Cuando Sylvia, Alicia y Stacia salieron de la luz, fueron recibidas por una extensión sin horizonte.
Sobre ellas se extendía un cielo lleno de estrellas.
Millones de estrellas colgaban como gotas cristalinas esparcidas por la noche. No había tierra negra aquí, ni piedra de obsidiana, solo una vasta llanura plateada brillando como un espejo, reflejando todo infinitamente en todas direcciones. Cada paso que daban resonaba suavemente, ondulando hacia el infinito.
Sylvia estaba al frente, sus ojos carmesí mirando hacia arriba.
—…Hermoso —murmuró en voz baja.
El sonido era apenas audible, pero Alicia sonrió levemente. —Es raro que veamos un cielo así, ¿verdad?
Stacia también miró hacia arriba, aunque su rostro permanecía tenso. —Es hermoso… pero está mal.

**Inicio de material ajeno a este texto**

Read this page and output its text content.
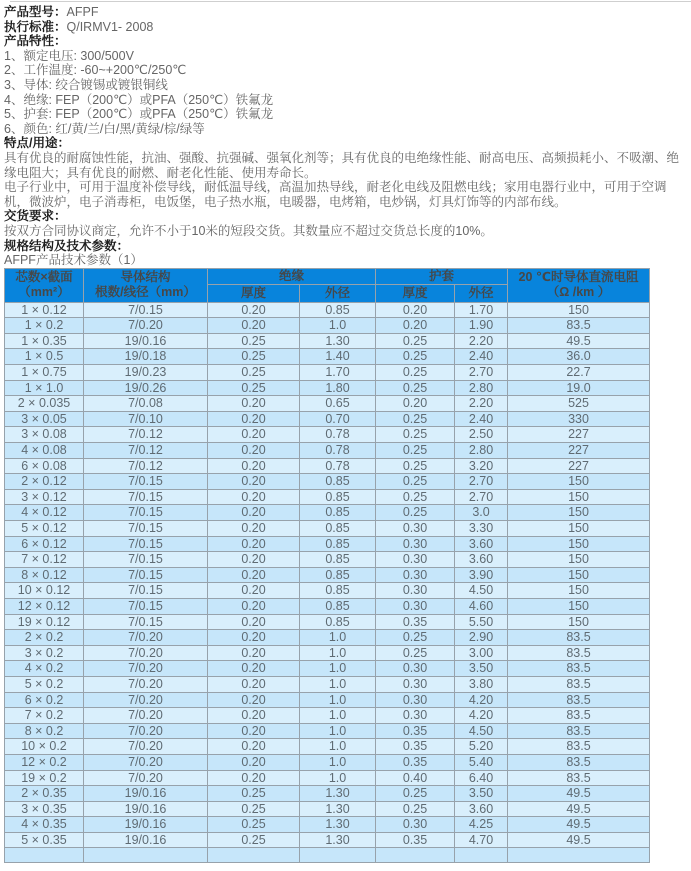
产品型号：AFPF
执行标准：Q/IRMV1- 2008
产品特性：
1、额定电压: 300/500V
2、工作温度: -60~+200℃/250℃
3、导体: 绞合镀锡或镀银铜线
4、绝缘: FEP（200℃）或PFA（250℃）铁氟龙
5、护套: FEP（200℃）或PFA（250℃）铁氟龙
6、颜色: 红/黄/兰/白/黑/黄绿/棕/绿等
特点/用途：
具有优良的耐腐蚀性能，抗油、强酸、抗强碱、强氧化剂等；具有优良的电绝缘性能、耐高电压、高频损耗小、不吸潮、绝缘电阻大；具有优良的耐燃、耐老化性能、使用寿命长。
电子行业中，可用于温度补偿导线，耐低温导线，高温加热导线，耐老化电线及阻燃电线；家用电器行业中，可用于空调机，微波炉，电子消毒柜，电饭堡，电子热水瓶，电暖器，电烤箱，电炒锅，灯具灯饰等的内部布线。
交货要求：
按双方合同协议商定，允许不小于10米的短段交货。其数量应不超过交货总长度的10%。
规格结构及技术参数：
AFPF产品技术参数（1）
芯数×截面
（mm²）	导体结构
根数/线径（mm）	绝缘		护套		20 ℃时导体直流电阻 （Ω /km ）

		厚度	外径	厚度	外径	
1 × 0.12	7/0.15	0.20	0.85	0.20	1.70	150
1 × 0.2	7/0.20	0.20	1.0	0.20	1.90	83.5
1 × 0.35	19/0.16	0.25	1.30	0.25	2.20	49.5
1 × 0.5	19/0.18	0.25	1.40	0.25	2.40	36.0
1 × 0.75	19/0.23	0.25	1.70	0.25	2.70	22.7
1 × 1.0	19/0.26	0.25	1.80	0.25	2.80	19.0
2 × 0.035	7/0.08	0.20	0.65	0.20	2.20	525
3 × 0.05	7/0.10	0.20	0.70	0.25	2.40	330
3 × 0.08	7/0.12	0.20	0.78	0.25	2.50	227
4 × 0.08	7/0.12	0.20	0.78	0.25	2.80	227
6 × 0.08	7/0.12	0.20	0.78	0.25	3.20	227
2 × 0.12	7/0.15	0.20	0.85	0.25	2.70	150
3 × 0.12	7/0.15	0.20	0.85	0.25	2.70	150
4 × 0.12	7/0.15	0.20	0.85	0.25	3.0	150
5 × 0.12	7/0.15	0.20	0.85	0.30	3.30	150
6 × 0.12	7/0.15	0.20	0.85	0.30	3.60	150
7 × 0.12	7/0.15	0.20	0.85	0.30	3.60	150
8 × 0.12	7/0.15	0.20	0.85	0.30	3.90	150
10 × 0.12	7/0.15	0.20	0.85	0.30	4.50	150
12 × 0.12	7/0.15	0.20	0.85	0.30	4.60	150
19 × 0.12	7/0.15	0.20	0.85	0.35	5.50	150
2 × 0.2	7/0.20	0.20	1.0	0.25	2.90	83.5
3 × 0.2	7/0.20	0.20	1.0	0.25	3.00	83.5
4 × 0.2	7/0.20	0.20	1.0	0.30	3.50	83.5
5 × 0.2	7/0.20	0.20	1.0	0.30	3.80	83.5
6 × 0.2	7/0.20	0.20	1.0	0.30	4.20	83.5
7 × 0.2	7/0.20	0.20	1.0	0.30	4.20	83.5
8 × 0.2	7/0.20	0.20	1.0	0.35	4.50	83.5
10 × 0.2	7/0.20	0.20	1.0	0.35	5.20	83.5
12 × 0.2	7/0.20	0.20	1.0	0.35	5.40	83.5
19 × 0.2	7/0.20	0.20	1.0	0.40	6.40	83.5
2 × 0.35	19/0.16	0.25	1.30	0.25	3.50	49.5
3 × 0.35	19/0.16	0.25	1.30	0.25	3.60	49.5
4 × 0.35	19/0.16	0.25	1.30	0.30	4.25	49.5
5 × 0.35	19/0.16	0.25	1.30	0.35	4.70	49.5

Sylvia se volvió hacia ella. —¿Mal?
Stacia asintió. —Esas estrellas… están demasiado cerca.
Alicia entrecerró los ojos, concentrándose en una de las estrellas más brillantes sobre ellas. Al principio, parecía distante e inofensiva. Pero momentos después, creció más grande.
La luz se intensificó.
El punto de brillantez se convirtió en un orbe dorado pulsante, su resplandor reflejándose en la superficie similar a un espejo bajo sus pies.
—Stacia —dijo Sylvia con brusquedad—, ¿qué tan cerca está eso?
Stacia abrió apresuradamente su grimorio, trazando la presión de maná atmosférico a su alrededor.
—…Eso no es una estrella —dijo tensamente—. ¡Es algo que cae hacia nosotras!
En el momento en que habló, el cielo se estremeció. Otras estrellas comenzaron a pulsar como corazones vivientes. La que estaba sobre ellas brilló intensamente en dorado, cegándolas y luego, con una velocidad aterradora, se movió.
—¡Defensa completa! ¡AHORA! —rugió Sylvia.
Las tres se movieron en perfecta unión.
Sylvia chasqueó los dedos, el suelo se agrietó, y de él crecieron afiladas ramas negras de madera metálica.
Madera del Inframundo: Escudo de Raíz Eterna.
Las ramas se enroscaron juntas, formando una cúpula masiva alrededor de ellas.
—¡Primera capa arriba! —gritó Sylvia.
Levantó su mano. Cientos de cadenas negras brotaron de su sombra, extendiéndose para formar un vasto círculo, cada eslabón brillando con luz violeta.
Técnica de Cadenas: ¡Escudo!
Se cerraron alrededor de la cúpula de madera, endureciéndose en una coraza exterior tan fuerte como el acero inmortal.
Alicia levantó su bastón en alto.
—¡Protección del Alma – Formación Multicapa!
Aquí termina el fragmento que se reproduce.